Just think about… Florida’s Tim Tebow takes the snap… sprints down the line, looking to option maybe Ohio States Beanie Wells on the dive inside… or maybe kick it outside to Michigan’s Mike Hart…or maybe stop short and try to hit Michael Crabtree of Texas Tech on a crossing route over the middle…no, the Heisman quarterback decides to keep the ball, turns up field and is hit by New England Patriots Linebacker Tedy Bruschi.
How could this happen….? Well there was a time when this sort of thing was possible and it is all covered in great detail in “Football’s Stars of Summer: A History of the College All-Star Football Game Series of 1934-1976” by Raymond Schmidt.
My hope is that you will take the time find and read this book or at least look into this story in some detail…Schmidt’s book covers this series year by year and begins with a short and sweet eight page intro into the how’s, who’s , and why’s of the series. The concept was simple…take the best college players in the nation and match them with top professional team from the pervious year. Sound like this might be rather one-sided….not at all, at least not at first. Remember, there was a time when college football almost rivaled major league baseball as the source of national sporting interest and it certainly out paced the pro game for decades. Consider how this event unfolded in the first five contests:
1934: College All Stars 0 Chicago Bears 0
1935: Chicago Bears 5 College All Stars 0
1936: College All Stars 7 Detroit Lions 7
1937: College All Stars 6 Green Bay Packers 0
1938: College All Stars 28 Washington Redskins 16
Schmidt covers the entire series and includes a number of great appendices:
Appendix A: Yearly Scores
Appendix B: College All Star Head Coaches
Appendix C: College All Star MVPs for Each Game
Appendix D: College All Star Team Captains
Appendix E: Yearly Team Rosters by Player, School, and Position
The thing that has always caught my eye has been the college uniforms from this contest. They are both rare and beautiful and can make for the center piece of any collection. Along the way you will also find any number of other associated collectables such as pennants, programs, and ticket stubs.

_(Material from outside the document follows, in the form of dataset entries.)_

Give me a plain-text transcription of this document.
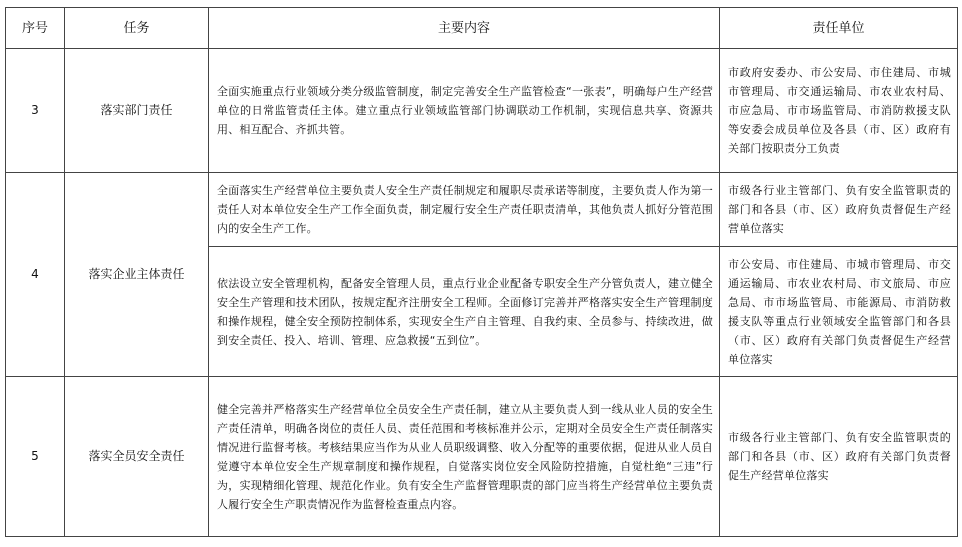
序号	任务	主要内容	责任单位
3	落实部门责任	全面实施重点行业领域分类分级监管制度，制定完善安全生产监管检查“一张表”，明确每户生产经营单位的日常监管责任主体。建立重点行业领域监管部门协调联动工作机制，实现信息共享、资源共用、相互配合、齐抓共管。	市政府安委办、市公安局、市住建局、市城市管理局、市交通运输局、市农业农村局、市应急局、市市场监管局、市消防救援支队等安委会成员单位及各县（市、区）政府有关部门按职责分工负责
4	落实企业主体责任	全面落实生产经营单位主要负责人安全生产责任制规定和履职尽责承诺等制度，主要负责人作为第一责任人对本单位安全生产工作全面负责，制定履行安全生产责任职责清单，其他负责人抓好分管范围内的安全生产工作。	市级各行业主管部门、负有安全监管职责的部门和各县（市、区）政府负责督促生产经营单位落实
		依法设立安全管理机构，配备安全管理人员，重点行业企业配备专职安全生产分管负责人，建立健全安全生产管理和技术团队，按规定配齐注册安全工程师。全面修订完善并严格落实安全生产管理制度和操作规程，健全安全预防控制体系，实现安全生产自主管理、自我约束、全员参与、持续改进，做到安全责任、投入、培训、管理、应急救援“五到位”。	市公安局、市住建局、市城市管理局、市交通运输局、市农业农村局、市文旅局、市应急局、市市场监管局、市能源局、市消防救援支队等重点行业领域安全监管部门和各县（市、区）政府有关部门负责督促生产经营单位落实
5	落实全员安全责任	健全完善并严格落实生产经营单位全员安全生产责任制，建立从主要负责人到一线从业人员的安全生产责任清单，明确各岗位的责任人员、责任范围和考核标准并公示，定期对全员安全生产责任制落实情况进行监督考核。考核结果应当作为从业人员职级调整、收入分配等的重要依据，促进从业人员自觉遵守本单位安全生产规章制度和操作规程，自觉落实岗位安全风险防控措施，自觉杜绝“三违”行为，实现精细化管理、规范化作业。负有安全生产监督管理职责的部门应当将生产经营单位主要负责人履行安全生产职责情况作为监督检查重点内容。	市级各行业主管部门、负有安全监管职责的部门和各县（市、区）政府有关部门负责督促生产经营单位落实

Getting back to Schmidt’s delightful tome, if it has a drawback, it is clearly probably a small one and may only be for me…but I was hoping that the team rosters contained player uniform numbers. When these jerseys show up, which is not that often, it would be nice to know the endless possibilities of what great player might have worn them…some of this can information can be garnered and a guess ventured by trying to date the tagging used in the uniforms…like I said, small issue when you consider all that this book does offer.
The book, originally published in 2001, can still be found by going to:
Entering a search for Football’s Stars of Summer. The list price is $58.65 and worth every penny of it. I could not find the book on E-Bay which tells me that the folks that have bought, are likely to consider it a “keeper”…I know I do.
As always, collect what you enjoy and enjoy what you collect.